Oh please, these are professional adults who are mature enough not to take their frustrations out on students and understand doing so doesn’t change the situation.
Personally I don’t think the answer is to pay less for these procedures. What will happen is that they will just do more procedures. I think the answer is to keep the pay for these procedures the same but change the indications for reimbursement. So if you don’t meet certain evidence based criteria you don’t get your cath paid for. (you can still get your cath, but not paid for with PUBLIC money). Now, I think there has to be some leeway since everyonce in a while someone will go outside the evidence based on experience or our gut. So you could say in a given year 90% of your procedures should meet evidenced based guidelines.
Can you imagine the paperwork that would create. You would make a great well meaning beurcrat PICUdoc
Anybody who says that, just cut off his or her referrals. Easy enough.
Don’t forget who has the power here. Use it!
I wish that Amy were right and “professional adults” never yelled at medical student.
One of my more traumatic experiences in medical school was getting screamed at by a Cardiologist when I told him I was going to study Family Medicine. He was infuriated that I would waste my mind on such a career.
Getting demeaned and yelled at by specialists is already a right of passage for primary care students.
With all the money the cardiologists have been able to generate over that last 20 years they should be able to slide by a few more years. They will just dump more work back on the PCPs. In our area it is routine for them to send our mutual patients to our office with a long list of labs they want done with directions to fax them the results.
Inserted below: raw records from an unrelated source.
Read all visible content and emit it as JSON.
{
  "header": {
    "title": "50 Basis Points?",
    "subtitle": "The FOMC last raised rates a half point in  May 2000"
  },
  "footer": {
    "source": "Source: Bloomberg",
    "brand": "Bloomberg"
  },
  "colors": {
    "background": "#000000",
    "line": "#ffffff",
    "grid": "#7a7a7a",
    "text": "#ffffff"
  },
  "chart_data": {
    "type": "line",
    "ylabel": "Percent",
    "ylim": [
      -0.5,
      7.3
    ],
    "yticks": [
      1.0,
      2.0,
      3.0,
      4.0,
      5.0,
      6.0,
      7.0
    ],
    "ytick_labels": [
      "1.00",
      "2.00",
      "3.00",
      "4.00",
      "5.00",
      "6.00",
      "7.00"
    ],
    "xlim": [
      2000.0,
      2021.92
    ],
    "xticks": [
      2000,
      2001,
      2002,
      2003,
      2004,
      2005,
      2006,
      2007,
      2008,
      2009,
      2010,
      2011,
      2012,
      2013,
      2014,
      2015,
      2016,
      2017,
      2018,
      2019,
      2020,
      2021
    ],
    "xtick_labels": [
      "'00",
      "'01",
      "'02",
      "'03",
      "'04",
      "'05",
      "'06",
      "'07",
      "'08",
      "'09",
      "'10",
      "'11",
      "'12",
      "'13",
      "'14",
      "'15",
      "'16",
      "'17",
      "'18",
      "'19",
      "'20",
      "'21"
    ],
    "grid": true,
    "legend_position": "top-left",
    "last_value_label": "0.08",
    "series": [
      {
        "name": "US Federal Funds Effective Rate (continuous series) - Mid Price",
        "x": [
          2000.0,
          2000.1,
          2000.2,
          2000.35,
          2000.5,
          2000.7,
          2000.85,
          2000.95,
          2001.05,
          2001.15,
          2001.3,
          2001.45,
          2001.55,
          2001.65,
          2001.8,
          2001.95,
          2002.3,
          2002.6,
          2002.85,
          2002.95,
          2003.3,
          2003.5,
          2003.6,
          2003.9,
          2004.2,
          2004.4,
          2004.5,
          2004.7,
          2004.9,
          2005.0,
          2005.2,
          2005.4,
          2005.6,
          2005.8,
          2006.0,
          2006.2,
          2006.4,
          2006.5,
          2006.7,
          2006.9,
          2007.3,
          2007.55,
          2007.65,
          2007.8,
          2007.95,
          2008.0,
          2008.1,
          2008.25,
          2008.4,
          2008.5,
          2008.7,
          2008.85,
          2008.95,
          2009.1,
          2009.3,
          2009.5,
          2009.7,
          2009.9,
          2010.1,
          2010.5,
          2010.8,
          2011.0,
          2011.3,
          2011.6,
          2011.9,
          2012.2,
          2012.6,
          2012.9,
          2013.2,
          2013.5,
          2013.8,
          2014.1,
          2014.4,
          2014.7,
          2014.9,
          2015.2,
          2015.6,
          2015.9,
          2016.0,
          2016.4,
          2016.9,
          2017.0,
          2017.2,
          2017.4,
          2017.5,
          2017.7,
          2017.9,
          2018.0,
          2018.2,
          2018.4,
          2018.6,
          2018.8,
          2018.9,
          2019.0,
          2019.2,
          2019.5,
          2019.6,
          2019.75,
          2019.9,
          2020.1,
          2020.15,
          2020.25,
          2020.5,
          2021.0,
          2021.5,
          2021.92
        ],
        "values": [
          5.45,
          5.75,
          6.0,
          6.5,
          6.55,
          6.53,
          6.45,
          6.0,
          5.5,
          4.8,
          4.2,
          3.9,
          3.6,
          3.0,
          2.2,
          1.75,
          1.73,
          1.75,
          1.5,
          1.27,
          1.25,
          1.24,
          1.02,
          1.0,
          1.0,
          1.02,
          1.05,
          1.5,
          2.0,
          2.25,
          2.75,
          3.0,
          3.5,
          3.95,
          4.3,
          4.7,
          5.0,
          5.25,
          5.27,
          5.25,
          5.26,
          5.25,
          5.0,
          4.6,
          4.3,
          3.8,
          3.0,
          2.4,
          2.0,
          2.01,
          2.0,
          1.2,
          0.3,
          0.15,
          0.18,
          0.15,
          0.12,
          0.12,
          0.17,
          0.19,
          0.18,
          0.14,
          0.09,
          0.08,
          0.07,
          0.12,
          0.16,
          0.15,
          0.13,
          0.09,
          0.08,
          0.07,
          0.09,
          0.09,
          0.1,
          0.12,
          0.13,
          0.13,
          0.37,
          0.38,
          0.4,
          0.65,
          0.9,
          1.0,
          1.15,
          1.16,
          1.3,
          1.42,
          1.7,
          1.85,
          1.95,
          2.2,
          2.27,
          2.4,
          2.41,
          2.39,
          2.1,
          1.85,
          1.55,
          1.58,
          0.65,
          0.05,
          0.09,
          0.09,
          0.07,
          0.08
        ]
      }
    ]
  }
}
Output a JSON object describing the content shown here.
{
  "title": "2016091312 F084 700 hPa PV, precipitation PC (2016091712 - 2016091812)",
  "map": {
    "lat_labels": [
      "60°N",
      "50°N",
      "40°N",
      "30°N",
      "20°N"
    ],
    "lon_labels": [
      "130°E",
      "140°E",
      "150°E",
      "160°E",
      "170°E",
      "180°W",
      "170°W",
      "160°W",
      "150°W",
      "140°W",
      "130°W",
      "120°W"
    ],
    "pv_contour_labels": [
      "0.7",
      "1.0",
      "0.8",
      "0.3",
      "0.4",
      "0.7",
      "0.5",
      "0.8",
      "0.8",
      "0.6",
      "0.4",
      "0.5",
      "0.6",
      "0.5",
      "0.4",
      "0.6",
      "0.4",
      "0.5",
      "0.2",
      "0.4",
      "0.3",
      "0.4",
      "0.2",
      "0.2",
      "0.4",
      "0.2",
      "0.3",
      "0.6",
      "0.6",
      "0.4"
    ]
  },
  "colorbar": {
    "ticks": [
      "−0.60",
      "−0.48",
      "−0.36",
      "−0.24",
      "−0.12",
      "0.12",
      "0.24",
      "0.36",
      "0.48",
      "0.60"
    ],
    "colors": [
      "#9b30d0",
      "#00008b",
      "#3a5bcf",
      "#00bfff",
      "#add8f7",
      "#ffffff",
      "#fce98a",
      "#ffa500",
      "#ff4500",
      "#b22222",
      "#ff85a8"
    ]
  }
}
This beharior will accelerate and they will focus more on being cathetiers.
Healthcare costs are going to increase with the aging population. If nothing is done to the present “system” Medicare and others will continue to see the solution as chipping away at physician and other healthcare providers income. If we change the system we can get some of the money from tort reform, CYA medicine, reduction in administrative costs (billing for all the insurances and the games they play overlapping programs Medicaid, Medicare, VA, community clinics who receive relatively large per patient fees and medically indigent programs) and drug costs .
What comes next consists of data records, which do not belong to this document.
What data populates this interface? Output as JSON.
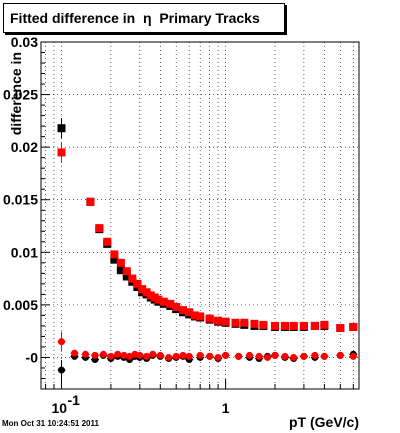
{
  "title": "Fitted difference in  η  Primary Tracks",
  "timestamp": "Mon Oct 31 10:24:51 2011",
  "chart_data": {
    "type": "scatter",
    "title": "Fitted difference in  η  Primary Tracks",
    "xlabel": "pT (GeV/c)",
    "ylabel": "difference in",
    "x_scale": "log",
    "xlim": [
      0.075,
      6.5
    ],
    "ylim": [
      -0.003,
      0.03
    ],
    "grid": true,
    "y_ticks": [
      "-0",
      "0.005",
      "0.01",
      "0.015",
      "0.02",
      "0.025",
      "0.03"
    ],
    "x_tick_labels": [
      {
        "value": 0.1,
        "base": "10",
        "exp": "-1"
      },
      {
        "value": 1,
        "label": "1"
      }
    ],
    "series": [
      {
        "color": "#000000",
        "x": [
          0.1,
          0.15,
          0.17,
          0.19,
          0.21,
          0.23,
          0.25,
          0.27,
          0.29,
          0.31,
          0.33,
          0.35,
          0.37,
          0.39,
          0.42,
          0.46,
          0.5,
          0.55,
          0.6,
          0.65,
          0.7,
          0.8,
          0.9,
          1.0,
          1.15,
          1.3,
          1.5,
          1.7,
          2.0,
          2.3,
          2.6,
          3.0,
          3.5,
          4.0,
          5.0,
          6.0
        ],
        "y": [
          0.0218,
          0.0148,
          0.0122,
          0.0108,
          0.0093,
          0.0083,
          0.0077,
          0.0072,
          0.0067,
          0.0062,
          0.006,
          0.0057,
          0.0055,
          0.0053,
          0.0051,
          0.0049,
          0.0046,
          0.0043,
          0.0041,
          0.0039,
          0.0038,
          0.0036,
          0.0034,
          0.0033,
          0.0032,
          0.0031,
          0.003,
          0.003,
          0.0029,
          0.0029,
          0.0029,
          0.0029,
          0.003,
          0.003,
          0.0028,
          0.0029
        ]
      },
      {
        "color": "#ff0000",
        "x": [
          0.1,
          0.15,
          0.17,
          0.19,
          0.21,
          0.23,
          0.25,
          0.27,
          0.29,
          0.31,
          0.33,
          0.35,
          0.37,
          0.39,
          0.42,
          0.46,
          0.5,
          0.55,
          0.6,
          0.65,
          0.7,
          0.8,
          0.9,
          1.0,
          1.15,
          1.3,
          1.5,
          1.7,
          2.0,
          2.3,
          2.6,
          3.0,
          3.5,
          4.0,
          5.0,
          6.0
        ],
        "y": [
          0.0195,
          0.0148,
          0.0123,
          0.011,
          0.0098,
          0.009,
          0.0082,
          0.0075,
          0.007,
          0.0065,
          0.0062,
          0.0059,
          0.0057,
          0.0055,
          0.0053,
          0.0051,
          0.0048,
          0.0045,
          0.0043,
          0.004,
          0.0039,
          0.0037,
          0.0035,
          0.0034,
          0.0033,
          0.0033,
          0.0032,
          0.0031,
          0.003,
          0.003,
          0.003,
          0.003,
          0.003,
          0.0031,
          0.0028,
          0.0029
        ]
      },
      {
        "color": "#000000",
        "x": [
          0.1,
          0.12,
          0.14,
          0.16,
          0.18,
          0.2,
          0.22,
          0.24,
          0.26,
          0.28,
          0.3,
          0.33,
          0.36,
          0.4,
          0.45,
          0.5,
          0.55,
          0.6,
          0.7,
          0.8,
          0.9,
          1.0,
          1.2,
          1.4,
          1.6,
          1.8,
          2.0,
          2.3,
          2.6,
          3.0,
          3.5,
          4.0,
          5.0,
          6.0
        ],
        "y": [
          -0.0012,
          0.0001,
          0.0,
          -0.0002,
          0.0002,
          -0.0001,
          0.0001,
          0.0,
          -0.0002,
          0.0001,
          0.0,
          -0.0001,
          0.0002,
          0.0001,
          -0.0001,
          0.0,
          0.0001,
          -0.0002,
          0.0,
          0.0001,
          -0.0001,
          0.0002,
          0.0001,
          0.0,
          -0.0001,
          0.0001,
          0.0002,
          0.0,
          -0.0001,
          0.0001,
          0.0,
          0.0001,
          0.0002,
          0.0003
        ]
      },
      {
        "color": "#ff0000",
        "x": [
          0.1,
          0.12,
          0.14,
          0.16,
          0.18,
          0.2,
          0.22,
          0.24,
          0.26,
          0.28,
          0.3,
          0.33,
          0.36,
          0.4,
          0.45,
          0.5,
          0.55,
          0.6,
          0.7,
          0.8,
          0.9,
          1.0,
          1.2,
          1.4,
          1.6,
          1.8,
          2.0,
          2.3,
          2.6,
          3.0,
          3.5,
          4.0,
          5.0,
          6.0
        ],
        "y": [
          0.0015,
          0.0004,
          0.0003,
          0.0002,
          0.0003,
          0.0001,
          0.0003,
          0.0002,
          0.0001,
          0.0003,
          0.0002,
          0.0001,
          0.0003,
          0.0002,
          0.0,
          0.0001,
          0.0002,
          0.0001,
          0.0002,
          0.0001,
          0.0,
          0.0002,
          0.0001,
          0.0002,
          0.0001,
          0.0,
          0.0002,
          0.0001,
          0.0,
          0.0001,
          0.0002,
          0.0001,
          0.0002,
          0.0001
        ]
      }
    ]
  }
}
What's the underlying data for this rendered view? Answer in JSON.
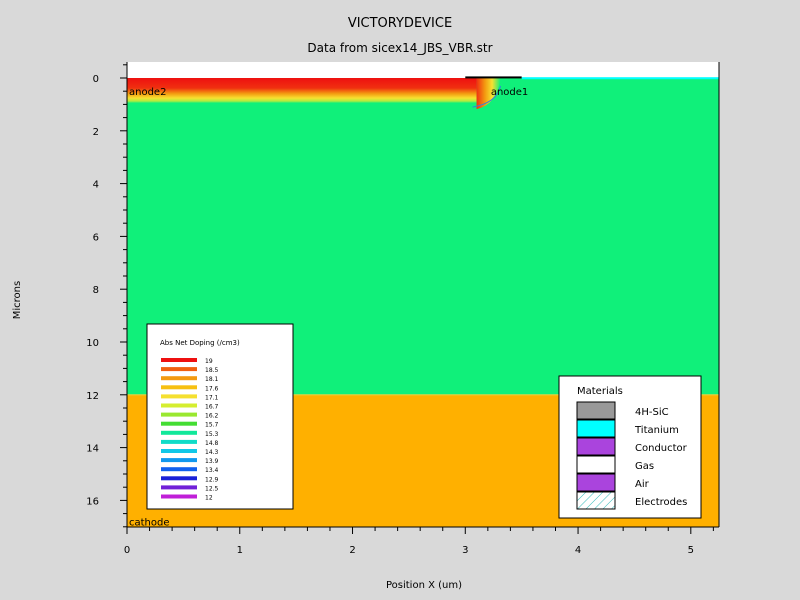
{
  "chart_data": {
    "type": "heatmap",
    "title": "VICTORYDEVICE",
    "subtitle": "Data from sicex14_JBS_VBR.str",
    "xlabel": "Position X (um)",
    "ylabel": "Microns",
    "xlim": [
      0,
      5.25
    ],
    "ylim": [
      17,
      -0.6
    ],
    "x_ticks": [
      "0",
      "1",
      "2",
      "3",
      "4",
      "5"
    ],
    "y_ticks": [
      "0",
      "2",
      "4",
      "6",
      "8",
      "10",
      "12",
      "14",
      "16"
    ],
    "electrode_labels": [
      "anode2",
      "anode1",
      "cathode"
    ],
    "doping_legend": {
      "title": "Abs Net Doping (/cm3)",
      "levels": [
        "19",
        "18.5",
        "18.1",
        "17.6",
        "17.1",
        "16.7",
        "16.2",
        "15.7",
        "15.3",
        "14.8",
        "14.3",
        "13.9",
        "13.4",
        "12.9",
        "12.5",
        "12"
      ],
      "colors": [
        "#ee1010",
        "#f06010",
        "#f39a10",
        "#f7c010",
        "#f5e030",
        "#d5ee30",
        "#9ae830",
        "#44dd33",
        "#10e89a",
        "#10dcc8",
        "#10c8e8",
        "#1098ee",
        "#1060ee",
        "#1a20d8",
        "#7020d8",
        "#c020d8"
      ]
    },
    "materials_legend": {
      "title": "Materials",
      "items": [
        {
          "label": "4H-SiC",
          "color": "#999999"
        },
        {
          "label": "Titanium",
          "color": "#00ffff"
        },
        {
          "label": "Conductor",
          "color": "#aa44dd"
        },
        {
          "label": "Gas",
          "color": "#ffffff"
        },
        {
          "label": "Air",
          "color": "#aa44dd"
        },
        {
          "label": "Electrodes",
          "color": "#aaeeee"
        }
      ]
    },
    "regions": [
      {
        "name": "drift",
        "x": [
          0,
          5.25
        ],
        "y": [
          0,
          12
        ],
        "doping_log": 15.7
      },
      {
        "name": "substrate",
        "x": [
          0,
          5.25
        ],
        "y": [
          12,
          17
        ],
        "doping_log": 18.8
      },
      {
        "name": "p-implant",
        "x": [
          0,
          3.1
        ],
        "y": [
          0,
          0.95
        ],
        "doping_log": 19
      },
      {
        "name": "titanium",
        "x": [
          3.5,
          5.25
        ],
        "y": [
          -0.03,
          0
        ],
        "material": "Titanium"
      },
      {
        "name": "anode1-contact",
        "x": [
          3.0,
          3.5
        ],
        "y": [
          -0.06,
          0
        ],
        "material": "Electrodes"
      }
    ]
  }
}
why do we not have a primary care union? i do not understand why the aafp does not come out in support of this. with strength in numbers, we could change the health care system. this system is broke because we are an ‘after the fact’ nonsystem instead of a preventative health system. big pharma, big insurers, and alot of our specialists’ livelihoods depend on the continuation of preventable chronic disease. pharma depends on us prescribing their drugs, reading their glossy media. specialists rely on our referrals. insurance relies on us being the bottleneck in prolonging or delaying their need to pay any money-the referral system-whether it be for a test or to a specialist; and the prior authorization system-another great stalling technique. good preventative care requires time to develop good repoire and trust with one’s patients. it doesn’t work in our favor from a reimbursement standpoint, but it is the only thing that is going to help change bad behaviors and inspire healthy ones, and to prevent or reverse chronic disease. if we had a union, we could make these points and refuse to work as hamsters in a wheel, providing less than ideal care. all talk, no action.